The US Treasury added the father-in-law of Mexican drug lord Joaquin "El Chapo" Guzman to the so-called "Kingpin List," a continuation of the department's efforts to increase the pressure on the family of the Sinaloa Cartel leader.
Ines Coronel Barreras, Guzman's father-in-law, was added to the Kingpin Act on January 9, along with Damas Lopez Nuñez, who allegedly helped Guzman escape from a Mexican prison in 2001, according to the US Treasury Department press release.
Coronel is the father of El Chapo's third wife, former beauty queen Emma Coronel, who famously gave birth to twins in a Los Angeles hospital in September 2011. El Chapo is the presumed father of the pair. The US Treasury Department accuses Emma Coronel's father of playing "a key role" within the Sinaloa Cartel. However, there are no charges against his daughter, a US citizen who was able to travel freely to California and back to Mexico after giving birth.
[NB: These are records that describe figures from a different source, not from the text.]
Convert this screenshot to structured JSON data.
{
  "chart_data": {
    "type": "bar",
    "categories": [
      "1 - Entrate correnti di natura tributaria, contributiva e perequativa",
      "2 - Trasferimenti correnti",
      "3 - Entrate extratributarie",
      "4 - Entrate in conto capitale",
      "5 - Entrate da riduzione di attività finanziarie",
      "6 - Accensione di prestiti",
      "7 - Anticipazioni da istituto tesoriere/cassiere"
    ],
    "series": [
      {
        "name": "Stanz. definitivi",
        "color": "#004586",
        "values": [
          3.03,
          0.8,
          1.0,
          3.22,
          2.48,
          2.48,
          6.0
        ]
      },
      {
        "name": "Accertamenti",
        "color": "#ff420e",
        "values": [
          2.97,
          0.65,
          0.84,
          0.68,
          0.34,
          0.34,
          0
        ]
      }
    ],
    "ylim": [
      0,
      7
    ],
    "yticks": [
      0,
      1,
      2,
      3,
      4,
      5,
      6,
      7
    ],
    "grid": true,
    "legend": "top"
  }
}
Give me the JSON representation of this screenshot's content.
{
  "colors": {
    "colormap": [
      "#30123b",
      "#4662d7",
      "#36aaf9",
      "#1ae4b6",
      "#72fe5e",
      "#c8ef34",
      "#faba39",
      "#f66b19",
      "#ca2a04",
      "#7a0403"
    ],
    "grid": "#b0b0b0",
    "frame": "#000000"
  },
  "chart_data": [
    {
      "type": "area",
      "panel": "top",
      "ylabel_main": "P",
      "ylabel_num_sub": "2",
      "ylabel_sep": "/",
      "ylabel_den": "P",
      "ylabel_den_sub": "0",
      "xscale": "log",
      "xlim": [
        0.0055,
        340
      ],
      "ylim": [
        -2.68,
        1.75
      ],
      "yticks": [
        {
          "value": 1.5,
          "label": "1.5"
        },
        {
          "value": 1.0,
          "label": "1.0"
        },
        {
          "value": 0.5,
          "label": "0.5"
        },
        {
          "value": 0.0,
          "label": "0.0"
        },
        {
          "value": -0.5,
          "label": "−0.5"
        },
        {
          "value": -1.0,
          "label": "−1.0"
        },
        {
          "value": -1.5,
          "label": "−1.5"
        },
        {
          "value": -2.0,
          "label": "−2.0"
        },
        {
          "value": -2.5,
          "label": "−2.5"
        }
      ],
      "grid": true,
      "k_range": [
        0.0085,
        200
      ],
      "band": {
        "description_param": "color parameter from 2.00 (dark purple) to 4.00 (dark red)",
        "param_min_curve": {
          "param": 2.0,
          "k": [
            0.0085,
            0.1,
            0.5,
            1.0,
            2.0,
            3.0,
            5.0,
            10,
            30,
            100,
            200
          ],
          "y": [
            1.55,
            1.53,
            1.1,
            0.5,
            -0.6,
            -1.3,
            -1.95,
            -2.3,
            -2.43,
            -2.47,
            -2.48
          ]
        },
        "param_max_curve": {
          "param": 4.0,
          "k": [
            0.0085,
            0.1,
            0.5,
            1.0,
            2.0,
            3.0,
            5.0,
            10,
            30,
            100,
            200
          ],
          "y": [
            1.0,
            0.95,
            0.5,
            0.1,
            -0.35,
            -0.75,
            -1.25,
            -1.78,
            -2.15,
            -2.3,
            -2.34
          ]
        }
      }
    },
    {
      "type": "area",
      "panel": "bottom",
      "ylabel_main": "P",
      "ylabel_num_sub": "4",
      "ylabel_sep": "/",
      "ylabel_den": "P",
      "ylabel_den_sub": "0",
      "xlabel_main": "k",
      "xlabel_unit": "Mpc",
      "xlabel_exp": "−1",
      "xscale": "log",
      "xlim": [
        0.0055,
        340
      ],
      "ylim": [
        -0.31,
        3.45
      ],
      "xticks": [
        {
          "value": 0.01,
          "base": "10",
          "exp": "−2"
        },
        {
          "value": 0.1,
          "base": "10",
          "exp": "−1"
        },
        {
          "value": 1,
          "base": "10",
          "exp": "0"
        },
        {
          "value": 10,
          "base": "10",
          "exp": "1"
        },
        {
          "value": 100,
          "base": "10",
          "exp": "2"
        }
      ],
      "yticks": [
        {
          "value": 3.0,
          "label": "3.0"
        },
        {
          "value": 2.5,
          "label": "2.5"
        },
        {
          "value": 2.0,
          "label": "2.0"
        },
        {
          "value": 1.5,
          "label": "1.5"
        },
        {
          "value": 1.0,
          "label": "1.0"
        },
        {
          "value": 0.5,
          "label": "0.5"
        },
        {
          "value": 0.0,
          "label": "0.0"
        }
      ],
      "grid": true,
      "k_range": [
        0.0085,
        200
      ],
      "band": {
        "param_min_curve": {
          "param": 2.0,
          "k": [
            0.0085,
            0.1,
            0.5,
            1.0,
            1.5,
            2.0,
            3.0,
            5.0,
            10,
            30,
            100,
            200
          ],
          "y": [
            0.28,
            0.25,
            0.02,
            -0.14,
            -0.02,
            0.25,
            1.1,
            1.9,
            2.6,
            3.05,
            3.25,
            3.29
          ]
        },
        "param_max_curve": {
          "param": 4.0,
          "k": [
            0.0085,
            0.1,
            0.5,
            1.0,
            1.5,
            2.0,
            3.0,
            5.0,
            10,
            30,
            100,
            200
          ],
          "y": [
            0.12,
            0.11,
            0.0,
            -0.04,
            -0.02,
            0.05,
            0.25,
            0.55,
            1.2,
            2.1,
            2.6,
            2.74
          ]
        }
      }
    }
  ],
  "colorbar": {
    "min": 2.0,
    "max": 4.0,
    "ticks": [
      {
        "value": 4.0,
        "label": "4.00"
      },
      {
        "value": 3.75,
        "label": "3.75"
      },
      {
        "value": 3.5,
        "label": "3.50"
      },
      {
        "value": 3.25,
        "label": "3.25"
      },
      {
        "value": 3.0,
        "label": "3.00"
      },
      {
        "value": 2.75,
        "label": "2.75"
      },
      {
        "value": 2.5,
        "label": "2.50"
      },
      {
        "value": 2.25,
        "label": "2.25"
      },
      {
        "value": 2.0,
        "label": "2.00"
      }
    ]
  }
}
This blacklisting by the the Office of Foreign Assets Control (OFAC) freezes any assets Coronel Barreras and Lopez Nuñez may have in the US, and also prohibits US nationals from doing business with them.
InSight Crime Analysis
The OFAC has consistently targeted El Chapo's family members over the past year. Two of the drug kingpin's sons were blacklisted in May 2012, followed by similar Kingpin Act designations against El Chapo's first wife and another son in June. His second wife was blacklisted last September (see the US Treasury Department graphic, below).
While the Zetas, Gulf Cartel, and Beltran Leyva Organization (BLO) have all suffered losses in recent years, with leaders either being captured or killed by Mexican forces, the Sinaloa Cartel has come through comparatively unscathed. Nevertheless, the cartel has consistently come under the attention from OFAC, one indication that the US may believe that squeezing the finances of El Chapo's inner circle is an effective strategy, and one that may bring about his downfall.